Keep in mind Deborah, the nurse, and the word translated as “nurse” also means “suck.”  The Word (Deborah) gives suck.  That is what a nurse does, and that is why it so definitely connects with what would happen at the time of the end and the end of the church age.  It is the end of the Word providing “suck” to the spiritual children, which we also discussed several studies ago.  The church age is likened by God to a time of providing the “milk of the word” because the churches only had partial understanding, or partial knowledge, just as little children have partial understanding.  As children grow, they grow in knowledge and understanding.  God used the entire church age as the time for “children,” and the time of the end would be the time of maturity when the elect children of God grow in the grace and knowledge of God, and we move on from the milk of the Word to the meat of the Word.  Again, it says in Luke 21:23-24:

But woe unto them that are with child, and to them that give suck, in those days! for there shall be great distress in the land, and wrath upon this people.  And they shall fall by the edge of the sword…

The word “edge” can also be translated as “mouth,” and we realize that the word “sword” is used as a figure of the Word, so it makes sense when it provides the spiritual translation: “…they shall fall by the mouth of the Word.”  Then it goes on to say in Luke 21:24:

…and shall be led away captive into all nations: and Jerusalem shall be trodden down of the Gentiles, until the times of the Gentiles be fulfilled.

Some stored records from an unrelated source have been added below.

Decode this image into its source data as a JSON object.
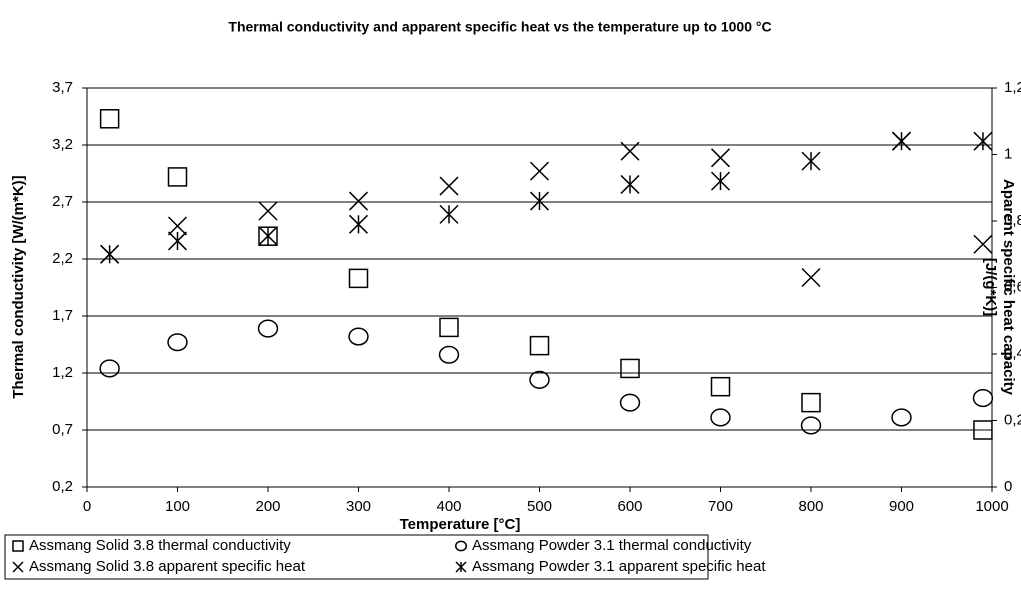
{
  "chart_data": {
    "type": "scatter",
    "title": "Thermal conductivity and apparent specific heat vs the temperature up to 1000 °C",
    "x_label": "Temperature [°C]",
    "y_label": "Thermal conductivity [W/(m*K)]",
    "y2_label": "Aparent specific heat capacity [J/(g*K)]",
    "x": [
      25,
      100,
      200,
      300,
      400,
      500,
      600,
      700,
      800,
      900,
      990
    ],
    "series": [
      {
        "name": "Assmang Solid 3.8 thermal conductivity",
        "marker": "square",
        "color": "#000000",
        "values": [
          3.43,
          2.92,
          2.4,
          2.03,
          1.6,
          1.44,
          1.24,
          1.08,
          0.94,
          null,
          0.7
        ]
      },
      {
        "name": "Assmang Powder 3.1 thermal conductivity",
        "marker": "circle",
        "color": "#000000",
        "values": [
          1.24,
          1.47,
          1.59,
          1.52,
          1.36,
          1.14,
          0.94,
          0.81,
          0.74,
          0.81,
          0.98
        ]
      },
      {
        "name": "Assmang Solid 3.8 apparent specific heat",
        "marker": "x",
        "color": "#000000",
        "axis": "y2",
        "values": [
          0.7,
          0.785,
          0.83,
          0.86,
          0.905,
          0.95,
          1.01,
          0.99,
          0.63,
          1.04,
          0.73
        ]
      },
      {
        "name": "Assmang Powder 3.1 apparent specific heat",
        "marker": "asterisk",
        "color": "#000000",
        "axis": "y2",
        "values": [
          0.7,
          0.74,
          0.755,
          0.79,
          0.82,
          0.86,
          0.91,
          0.92,
          0.98,
          1.04,
          1.04
        ]
      }
    ],
    "xlim": [
      0,
      1000
    ],
    "xticks": [
      0,
      100,
      200,
      300,
      400,
      500,
      600,
      700,
      800,
      900,
      1000
    ],
    "ylim": [
      0.2,
      3.7
    ],
    "yticks": [
      {
        "value": 0.2,
        "label": "0,2"
      },
      {
        "value": 0.7,
        "label": "0,7"
      },
      {
        "value": 1.2,
        "label": "1,2"
      },
      {
        "value": 1.7,
        "label": "1,7"
      },
      {
        "value": 2.2,
        "label": "2,2"
      },
      {
        "value": 2.7,
        "label": "2,7"
      },
      {
        "value": 3.2,
        "label": "3,2"
      },
      {
        "value": 3.7,
        "label": "3,7"
      }
    ],
    "y2lim": [
      0,
      1.2
    ],
    "y2ticks": [
      0,
      {
        "value": 0.2,
        "label": "0,2"
      },
      {
        "value": 0.4,
        "label": "0,4"
      },
      {
        "value": 0.6,
        "label": "0,6"
      },
      {
        "value": 0.8,
        "label": "0,8"
      },
      1,
      {
        "value": 1.2,
        "label": "1,2"
      }
    ],
    "grid": true,
    "legend": "bottom"
  }
}
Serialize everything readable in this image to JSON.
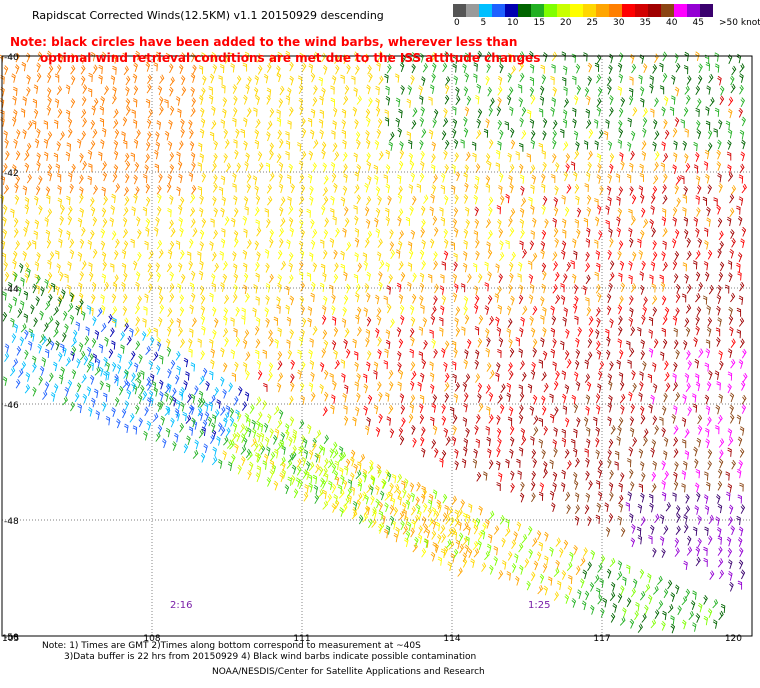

again, Jerusalem, a type of the corporate church, is trodden down.  And we could insert “trodden under foot of the Gentiles, which is the way it is translated in Revelation 11.  So this ties directly into Revelation 11 and Revelation 20, so we understand exactly what is in view because the Lord has opened our eyes to understand these things at the time of the end.

Again, this particular word. “pat-eh'-o,” is used five times, but we have only looked at two, so we will pick this up, Lord willing, when we get together in our next Bible study in the book of Genesis.